We are nearing a world where documentation is no longer a burden for developers.
Conclusion: The Value of Test-Driven Documentation
The use of ChatGPT to generate documentation has proven a significant step forward in the GlueSQL user manual creation process. Through test-driven documentation, we've managed to automate a substantial part of the manual creation process, saving time and effort, and increasing accuracy.
Moreover, this process has unveiled a new potential for documentation: the possibility of fully automating document generation. We've seen that quality tests can become quality documentation with the help of AI, leading to more efficient workflows and possibly better test code as a result.

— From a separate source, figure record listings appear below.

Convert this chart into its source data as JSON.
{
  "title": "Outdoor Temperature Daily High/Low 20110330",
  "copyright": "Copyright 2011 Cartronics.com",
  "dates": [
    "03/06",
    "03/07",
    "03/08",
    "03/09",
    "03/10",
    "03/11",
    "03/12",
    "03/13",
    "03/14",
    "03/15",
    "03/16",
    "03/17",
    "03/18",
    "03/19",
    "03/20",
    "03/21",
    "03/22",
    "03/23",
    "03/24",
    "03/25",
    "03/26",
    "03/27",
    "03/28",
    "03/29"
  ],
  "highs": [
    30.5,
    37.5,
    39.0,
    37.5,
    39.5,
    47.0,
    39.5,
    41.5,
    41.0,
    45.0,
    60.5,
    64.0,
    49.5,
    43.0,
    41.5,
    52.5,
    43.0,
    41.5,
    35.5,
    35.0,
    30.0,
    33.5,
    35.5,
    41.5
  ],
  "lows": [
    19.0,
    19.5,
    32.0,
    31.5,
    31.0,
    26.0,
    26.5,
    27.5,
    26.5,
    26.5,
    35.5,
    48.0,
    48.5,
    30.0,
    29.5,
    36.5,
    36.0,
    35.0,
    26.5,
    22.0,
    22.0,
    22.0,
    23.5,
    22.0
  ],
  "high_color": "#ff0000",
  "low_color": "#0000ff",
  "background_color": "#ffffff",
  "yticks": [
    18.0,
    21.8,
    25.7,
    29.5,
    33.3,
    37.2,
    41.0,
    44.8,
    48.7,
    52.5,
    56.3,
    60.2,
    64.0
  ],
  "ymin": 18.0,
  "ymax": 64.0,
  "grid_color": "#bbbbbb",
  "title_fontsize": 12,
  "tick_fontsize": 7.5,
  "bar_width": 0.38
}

The journey doesn't stop here. We envision leveraging this capability further to auto-translate our documents into multiple languages, making our product more accessible to a global audience.
As we progress, we hope that our experience can inspire other developers to explore and embrace the benefits of AI-generated, test-driven documentation. It's not just about saving time—it's about improving the way we work, communicate, and share knowledge.